The CEO of KOSTT, Mustafa Hasani, and the director of Solar Energy Group Europe sh p k, Egbert Schnuse, signed, this week, an agreement for the grid connection of the solar plant, which is planned to be connected to the 110 kV transmission network through a new 110 kV line with a length of about 6.5km, the network operator said in a statement.
The plant is scheduled to begin commercial operations in 2022. No further details were revealed on the project. When built, the plant will be Kosovo's first large scale solar park.

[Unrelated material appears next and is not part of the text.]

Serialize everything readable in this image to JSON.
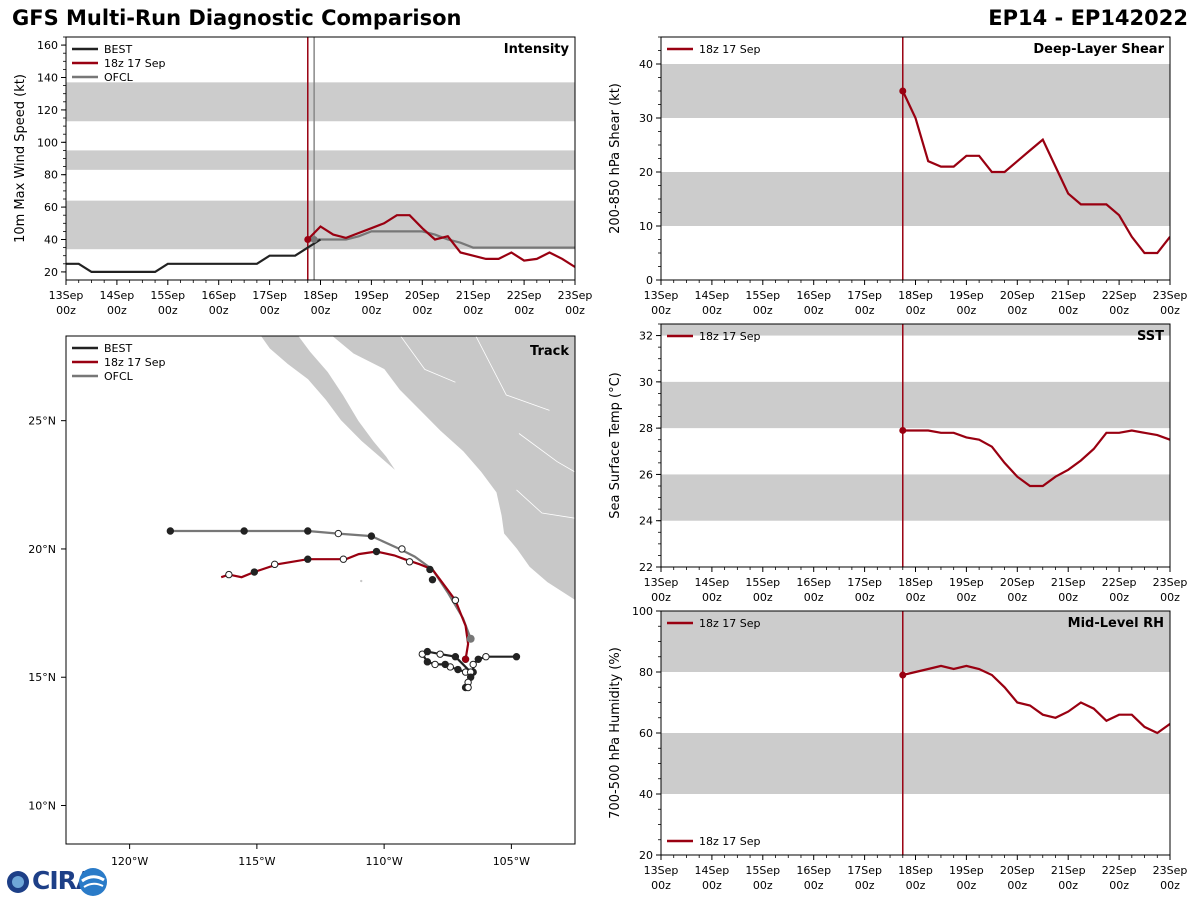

The Kosovar government has made several attempts to support small sized and utility scale solar in the past. These efforts, however, have produced little results to date. In December, for example, Kosovo's State Aid Commission (KNSH) deliberated that the feed-in tariff scheme for PV installations not exceeding 3 MW in size, introduced by the country's Office of the Energy Regulator (ZRRE) in late November, was not complying with European state aid regulations.
Kosovo had just 7 MW of installed PV capacity at the end of 2019, according to the International Renewable Energy Agency. The country recently raised its renewable energy target to an additional 400 MW of capacity by 2026. That would be enough to meet a quarter of its power demand and would reduce dependence on aging coal-fired power plants.
Most of Kosovo’s electricity is supplied as imports or from two lignite-fired thermal power plants, the 40-year-old Kosovo A Power Station (with a 345 MW generation capacity) near Pristina, and the upgraded, 27-year-old Kosovo B Power Station (540 MW) in Obilić.